A disease progression model was constructed, utilizing observed A 1‐PI exposure and lung density decline rates (measured by computed tomography) from RAPID‐RCT/RAPID‐OLE, to predict effects of population variability and higher doses on A 1‐PI exposure and clinical response. Dose–exposure and exposure–response relationships were characterized using nonlinear and linear mixed effects models, respectively. The dose–exposure model predicts summary exposures and not individual concentration kinetics; covariates included baseline serum A 1‐PI, forced expiratory volume in 1 s and body weight. The exposure–response model relates A 1‐PI exposure to lung density decline rate at varying exposure levels.
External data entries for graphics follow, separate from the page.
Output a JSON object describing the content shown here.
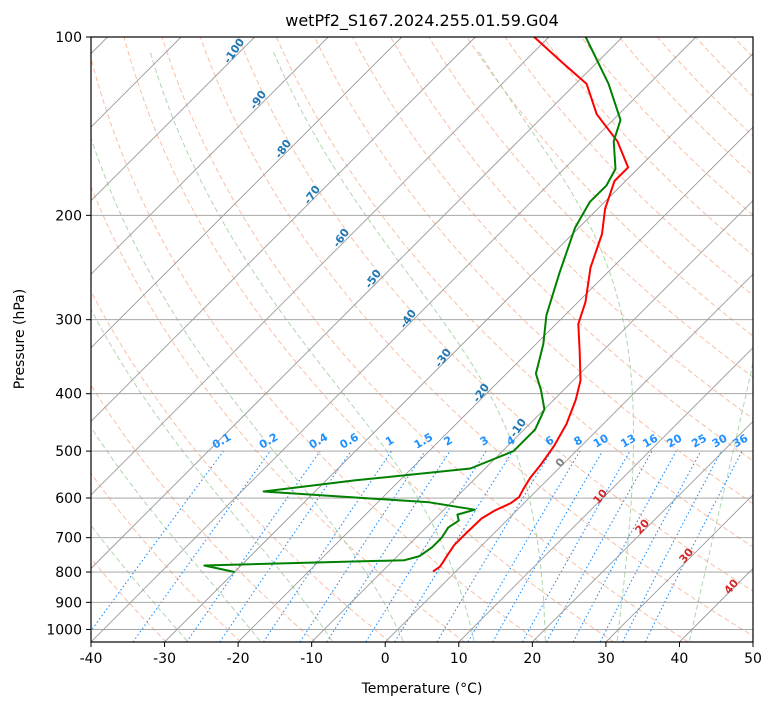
{
  "chart_data": {
    "type": "line",
    "title": "wetPf2_S167.2024.255.01.59.G04",
    "xlabel": "Temperature (°C)",
    "ylabel": "Pressure (hPa)",
    "xlim": [
      -40,
      50
    ],
    "ylim": [
      1050,
      100
    ],
    "y_scale": "log",
    "skew": true,
    "grid": true,
    "x_ticks": [
      -40,
      -30,
      -20,
      -10,
      0,
      10,
      20,
      30,
      40,
      50
    ],
    "y_ticks": [
      100,
      200,
      300,
      400,
      500,
      600,
      700,
      800,
      900,
      1000
    ],
    "colors": {
      "temperature": "#ff0000",
      "dewpoint": "#008000",
      "isotherm": "#9a9a9a",
      "isobar": "#9a9a9a",
      "dry_adiabat": "#f4a582",
      "moist_adiabat": "#99cc99",
      "mixing_ratio": "#1e90ff",
      "adiabat_label": "#1f77b4",
      "wetbulb_label": "#d62728"
    },
    "series": [
      {
        "key": "temperature",
        "points": [
          [
            -3.1,
            798
          ],
          [
            -2.8,
            784
          ],
          [
            -3.0,
            770
          ],
          [
            -3.3,
            752
          ],
          [
            -3.8,
            720
          ],
          [
            -3.8,
            690
          ],
          [
            -3.7,
            650
          ],
          [
            -3.0,
            630
          ],
          [
            -1.8,
            612
          ],
          [
            -1.5,
            598
          ],
          [
            -2.0,
            580
          ],
          [
            -2.6,
            555
          ],
          [
            -3.0,
            525
          ],
          [
            -3.7,
            490
          ],
          [
            -5.0,
            450
          ],
          [
            -7.0,
            410
          ],
          [
            -9.0,
            380
          ],
          [
            -13.0,
            340
          ],
          [
            -17.0,
            305
          ],
          [
            -19.0,
            280
          ],
          [
            -23.0,
            245
          ],
          [
            -26.0,
            215
          ],
          [
            -29.0,
            195
          ],
          [
            -31.5,
            175
          ],
          [
            -31.5,
            166
          ],
          [
            -36.5,
            150
          ],
          [
            -43.0,
            135
          ],
          [
            -48.5,
            120
          ],
          [
            -55.0,
            110
          ],
          [
            -62.0,
            100
          ]
        ]
      },
      {
        "key": "dewpoint",
        "points": [
          [
            -30.0,
            800
          ],
          [
            -35.0,
            780
          ],
          [
            -8.5,
            764
          ],
          [
            -7.0,
            752
          ],
          [
            -6.5,
            726
          ],
          [
            -6.5,
            700
          ],
          [
            -7.0,
            673
          ],
          [
            -6.5,
            655
          ],
          [
            -7.5,
            640
          ],
          [
            -5.8,
            628
          ],
          [
            -13.0,
            610
          ],
          [
            -37.0,
            585
          ],
          [
            -26.0,
            560
          ],
          [
            -12.0,
            535
          ],
          [
            -8.5,
            500
          ],
          [
            -8.5,
            460
          ],
          [
            -10.0,
            425
          ],
          [
            -13.0,
            395
          ],
          [
            -16.0,
            370
          ],
          [
            -19.0,
            330
          ],
          [
            -22.5,
            295
          ],
          [
            -26.5,
            250
          ],
          [
            -30.5,
            210
          ],
          [
            -32.0,
            190
          ],
          [
            -32.0,
            178
          ],
          [
            -33.0,
            167
          ],
          [
            -37.0,
            150
          ],
          [
            -39.0,
            138
          ],
          [
            -45.5,
            120
          ],
          [
            -55.0,
            100
          ]
        ]
      }
    ],
    "mixing_ratio_labels": [
      "0.1",
      "0.2",
      "0.4",
      "0.6",
      "1",
      "1.5",
      "2",
      "3",
      "4",
      "6",
      "8",
      "10",
      "13",
      "16",
      "20",
      "25",
      "30",
      "36"
    ],
    "mixing_ratio_values": [
      0.1,
      0.2,
      0.4,
      0.6,
      1,
      1.5,
      2,
      3,
      4,
      6,
      8,
      10,
      13,
      16,
      20,
      25,
      30,
      36
    ],
    "dry_adiabat_labels": [
      "-100",
      "-90",
      "-80",
      "-70",
      "-60",
      "-50",
      "-40",
      "-30",
      "-20",
      "-10"
    ],
    "dry_adiabat_values": [
      -100,
      -90,
      -80,
      -70,
      -60,
      -50,
      -40,
      -30,
      -20,
      -10
    ],
    "wet_bulb_labels": [
      "0",
      "10",
      "20",
      "30",
      "40"
    ],
    "wet_bulb_values": [
      0,
      10,
      20,
      30,
      40
    ]
  }
}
A dose of 60 mg kg –1 week –1 achieved trough serum levels >11 μmol l –1 (putative ‘protective threshold’) in ≥98% patients. Dose–exposure–response simulations revealed increasing separation between A 1‐PI and placebo in the proportions of patients achieving higher reductions in lung density decline rate; improvements in decline rates ≥0.5 g l –1 year –1 occurred more often in patients receiving A 1‐PI: 63 vs. 12%.
Weight‐based A 1‐PI dosing reliably raises serum levels above the 11 μmol l –1 threshold. However, our exposure–response simulations question whether this is the maximal, clinically effective threshold for A 1‐PI therapy in AATD. The model suggested higher doses of A 1‐PI would yield greater clinical effects.